Conheça agora quatro livros para conhecer o legado de Paulo Freire, que celebra seu centenário em 2021.


Nascido em Recife (PE), em 19 de setembro de 1921, Paulo Freire é considerado um dos pensadores mais notáveis da história da pedagogia mundial e mesmo tendo falecido em 1997, sua obra continua atual e é o Patrono da Educação Brasileira.


Em seu legado, pregou contra a educação bancária, método onde o aluno é como uma conta vazia a ser preenchida pelo professor. Freire via que esse pensamento visava controlar o aluno e transformá-lo em objeto unicamente receptor.


O método Freiriano foi colocado em prática em 1963, onde o pedagogo foi até Angicos (RN) e alfabetizou 300 trabalhadores em apenas 40 horas. Esse foi o resultado do projeto-piloto do que seria o Programa Nacional de Alfabetização do governo de João Goulart, presidente que viria a ser deposto em março de 1964.


Logo na sequência, em outubro do mesmo ano, Freire deixou o Brasil e se exilou no Chile até 1979, quando veio ao Brasil em visita e em 1980 voltou em definitivo, com anistia que permitiu o retorno dos exilados. Em 1991, já após ao regime militar, foi nomeado Secretário de Educação da cidade de São Paulo.

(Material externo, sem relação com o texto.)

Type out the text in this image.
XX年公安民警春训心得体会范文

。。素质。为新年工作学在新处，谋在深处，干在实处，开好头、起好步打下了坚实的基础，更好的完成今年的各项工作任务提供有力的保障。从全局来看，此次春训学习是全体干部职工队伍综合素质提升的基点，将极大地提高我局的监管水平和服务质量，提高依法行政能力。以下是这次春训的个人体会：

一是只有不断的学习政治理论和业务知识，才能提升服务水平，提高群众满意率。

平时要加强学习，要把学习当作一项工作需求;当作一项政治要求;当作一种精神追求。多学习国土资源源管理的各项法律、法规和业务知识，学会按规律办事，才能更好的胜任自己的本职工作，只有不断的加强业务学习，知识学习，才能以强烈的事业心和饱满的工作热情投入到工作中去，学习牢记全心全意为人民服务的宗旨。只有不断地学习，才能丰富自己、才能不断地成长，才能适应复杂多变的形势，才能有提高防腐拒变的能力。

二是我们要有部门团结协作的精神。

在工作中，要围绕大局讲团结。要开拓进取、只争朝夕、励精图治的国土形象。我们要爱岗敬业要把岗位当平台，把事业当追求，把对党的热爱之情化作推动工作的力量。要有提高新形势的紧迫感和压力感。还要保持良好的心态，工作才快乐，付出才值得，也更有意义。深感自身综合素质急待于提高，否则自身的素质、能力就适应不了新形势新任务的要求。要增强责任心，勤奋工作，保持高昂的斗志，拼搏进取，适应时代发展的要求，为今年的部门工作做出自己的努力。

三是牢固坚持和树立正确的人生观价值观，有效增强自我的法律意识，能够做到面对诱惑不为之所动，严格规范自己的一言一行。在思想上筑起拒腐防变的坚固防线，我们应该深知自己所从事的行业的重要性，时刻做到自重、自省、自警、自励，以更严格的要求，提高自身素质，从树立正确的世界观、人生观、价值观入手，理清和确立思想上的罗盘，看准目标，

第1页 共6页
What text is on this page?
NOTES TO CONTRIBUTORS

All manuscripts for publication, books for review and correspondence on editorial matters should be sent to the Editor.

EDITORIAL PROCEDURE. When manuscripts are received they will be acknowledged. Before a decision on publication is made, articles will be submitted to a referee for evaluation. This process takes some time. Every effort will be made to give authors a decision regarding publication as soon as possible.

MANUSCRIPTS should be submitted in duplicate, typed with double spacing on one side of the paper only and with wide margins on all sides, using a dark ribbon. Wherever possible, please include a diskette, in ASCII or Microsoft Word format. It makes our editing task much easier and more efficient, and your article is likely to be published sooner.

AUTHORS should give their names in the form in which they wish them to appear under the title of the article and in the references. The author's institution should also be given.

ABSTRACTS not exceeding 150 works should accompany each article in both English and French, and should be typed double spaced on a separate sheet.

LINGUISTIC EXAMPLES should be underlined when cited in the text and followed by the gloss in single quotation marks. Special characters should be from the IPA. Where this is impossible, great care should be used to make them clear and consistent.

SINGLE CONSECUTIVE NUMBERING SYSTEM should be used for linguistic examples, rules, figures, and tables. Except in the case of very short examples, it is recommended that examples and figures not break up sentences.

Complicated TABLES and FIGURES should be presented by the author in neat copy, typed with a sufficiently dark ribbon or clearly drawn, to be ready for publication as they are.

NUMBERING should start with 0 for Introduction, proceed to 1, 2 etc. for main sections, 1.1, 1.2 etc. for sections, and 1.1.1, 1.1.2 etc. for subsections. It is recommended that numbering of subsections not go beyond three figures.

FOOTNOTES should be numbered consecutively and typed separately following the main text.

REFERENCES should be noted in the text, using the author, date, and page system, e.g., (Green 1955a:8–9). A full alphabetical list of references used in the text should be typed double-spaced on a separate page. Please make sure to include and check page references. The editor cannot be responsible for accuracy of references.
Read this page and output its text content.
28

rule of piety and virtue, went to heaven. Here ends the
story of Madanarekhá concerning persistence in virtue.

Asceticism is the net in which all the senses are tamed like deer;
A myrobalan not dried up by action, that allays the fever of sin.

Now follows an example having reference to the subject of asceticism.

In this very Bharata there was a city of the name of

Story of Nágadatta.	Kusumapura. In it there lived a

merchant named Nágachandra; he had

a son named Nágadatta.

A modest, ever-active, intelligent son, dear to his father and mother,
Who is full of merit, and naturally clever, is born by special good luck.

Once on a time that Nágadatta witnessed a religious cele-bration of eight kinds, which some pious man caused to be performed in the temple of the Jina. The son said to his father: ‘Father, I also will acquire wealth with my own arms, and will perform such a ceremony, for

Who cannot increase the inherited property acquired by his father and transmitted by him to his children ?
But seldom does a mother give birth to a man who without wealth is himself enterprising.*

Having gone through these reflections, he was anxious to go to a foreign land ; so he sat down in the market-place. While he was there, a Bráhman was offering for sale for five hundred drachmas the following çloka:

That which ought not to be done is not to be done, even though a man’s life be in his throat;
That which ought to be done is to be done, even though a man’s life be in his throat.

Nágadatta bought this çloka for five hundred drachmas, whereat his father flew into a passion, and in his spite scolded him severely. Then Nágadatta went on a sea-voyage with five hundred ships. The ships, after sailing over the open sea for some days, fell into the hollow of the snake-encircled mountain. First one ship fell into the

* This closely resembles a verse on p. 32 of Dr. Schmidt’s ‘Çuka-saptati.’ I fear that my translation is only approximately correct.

Agora vamos conhecer os quatro livros que aquele que quer conhecer o legado de Freire precisa conhecer:


1) Pedagogia da autonomia: saberes necessários à prática educativa (Edição especial).

Em sua última obra publicada em vida, o autor defende o ato de ensinar como uma luta para que aquele que aprende construa uma sociedade mais justa e democrática.

Devido o centenário de nascimento de Freire, a editora Record (Selo Paz & Terra), nos presenteia com uma edição especial com principais frases do autor, pôsteres e outros extras.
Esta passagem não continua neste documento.